O governo Lula juntou esses programas, criando o Bolsa Família. A unificação facilitou a gestão dos recursos e sua destinação às famílias participantes. Outra mudança foi a adição da condicionante da vacinação infantil em dia, ajudando a ampliar a cobertura vacinal no país. Nesse período, houve também o fortalecimento dos Centros de Referência de Assistência Social (CRAS) e dos agentes sociais que auxiliam as famílias a acessar os benefícios. Um ciclo de modernização e aumento da eficiência da política social.

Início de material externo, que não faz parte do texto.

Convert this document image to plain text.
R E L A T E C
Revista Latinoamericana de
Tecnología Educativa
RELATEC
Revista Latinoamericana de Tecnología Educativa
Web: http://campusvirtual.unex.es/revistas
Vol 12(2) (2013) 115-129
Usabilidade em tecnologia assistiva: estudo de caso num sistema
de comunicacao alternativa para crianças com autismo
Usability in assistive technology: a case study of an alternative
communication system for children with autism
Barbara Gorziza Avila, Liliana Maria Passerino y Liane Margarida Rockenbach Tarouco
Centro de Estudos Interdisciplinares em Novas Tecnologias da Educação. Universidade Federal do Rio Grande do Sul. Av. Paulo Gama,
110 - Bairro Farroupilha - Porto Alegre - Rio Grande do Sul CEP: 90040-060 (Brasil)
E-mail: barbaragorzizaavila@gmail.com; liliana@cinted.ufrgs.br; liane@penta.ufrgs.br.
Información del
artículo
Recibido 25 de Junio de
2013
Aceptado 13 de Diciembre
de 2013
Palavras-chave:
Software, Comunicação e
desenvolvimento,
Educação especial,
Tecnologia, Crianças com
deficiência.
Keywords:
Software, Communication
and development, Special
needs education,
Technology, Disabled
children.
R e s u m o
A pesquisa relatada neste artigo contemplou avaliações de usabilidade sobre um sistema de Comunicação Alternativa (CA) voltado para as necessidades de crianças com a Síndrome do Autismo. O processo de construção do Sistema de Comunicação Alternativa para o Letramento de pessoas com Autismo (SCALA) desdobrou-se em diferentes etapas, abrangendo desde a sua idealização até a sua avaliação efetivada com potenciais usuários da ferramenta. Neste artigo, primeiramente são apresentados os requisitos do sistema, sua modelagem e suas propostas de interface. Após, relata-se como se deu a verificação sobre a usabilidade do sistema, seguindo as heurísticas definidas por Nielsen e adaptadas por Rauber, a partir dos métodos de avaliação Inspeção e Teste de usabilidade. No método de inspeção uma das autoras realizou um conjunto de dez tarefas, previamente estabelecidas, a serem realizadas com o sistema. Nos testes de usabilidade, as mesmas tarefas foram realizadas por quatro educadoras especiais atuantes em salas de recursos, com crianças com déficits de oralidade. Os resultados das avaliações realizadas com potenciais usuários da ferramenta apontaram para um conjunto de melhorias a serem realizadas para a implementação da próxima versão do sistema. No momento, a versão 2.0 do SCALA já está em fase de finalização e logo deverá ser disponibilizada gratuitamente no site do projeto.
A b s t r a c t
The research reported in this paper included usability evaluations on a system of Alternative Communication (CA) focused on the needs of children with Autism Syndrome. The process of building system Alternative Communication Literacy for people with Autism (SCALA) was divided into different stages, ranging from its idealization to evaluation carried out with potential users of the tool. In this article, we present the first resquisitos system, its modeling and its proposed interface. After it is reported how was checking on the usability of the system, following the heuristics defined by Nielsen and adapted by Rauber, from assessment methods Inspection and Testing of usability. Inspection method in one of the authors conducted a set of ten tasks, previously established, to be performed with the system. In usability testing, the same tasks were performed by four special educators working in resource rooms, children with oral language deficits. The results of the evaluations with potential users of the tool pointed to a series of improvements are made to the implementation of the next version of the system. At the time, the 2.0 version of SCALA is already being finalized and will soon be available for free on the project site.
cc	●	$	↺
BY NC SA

A implementação do Auxílio Brasil foi na direção oposta a esses avanços. O programa não preza pela focalização na concessão dos benefícios, ou seja, famílias numerosas e muito pobres acabam recebendo o mesmo valor que famílias menores e com alguma fonte de renda. Também não integra a estrutura já existente dos CRAS e dos assistentes sociais, tampouco inclui a participação do sistema escolar, que poderia auxiliar na promoção do mérito estudantil.
PublicidadeÉ fundamental, portanto, que o próximo governo decida retomar a trajetória de melhoria nos programas sociais. A Lei de Responsabilidade Social seria um primeiro passo nessa direção. O projeto propõe a aglutinação dos programas Salário Família, Abono Salarial e Seguro Defeso, além do próprio Auxílio Brasil. Por sua vez, estes seriam consolidados em um novo desenho, com três eixos: Benefício de Renda Mínima, para os extremamente pobres; Poupança Seguro Família, para os trabalhadores de baixa renda, incluindo os informais; e Poupança Mais Educação, para os jovens concluintes do Ensino Médio que passarão a integrar o mercado de trabalho.
Apesar dos desafios atuais, o próximo governo tem à sua disposição uma boa proposta liberal para estimular a emancipação econômica e promover a igualdade de oportunidades como elementos fundamentais de uma sociedade livre e justa. Uma oportunidade de aumentar a eficiência, sem ampliar os custos, multiplicando o potencial emancipatório da política social.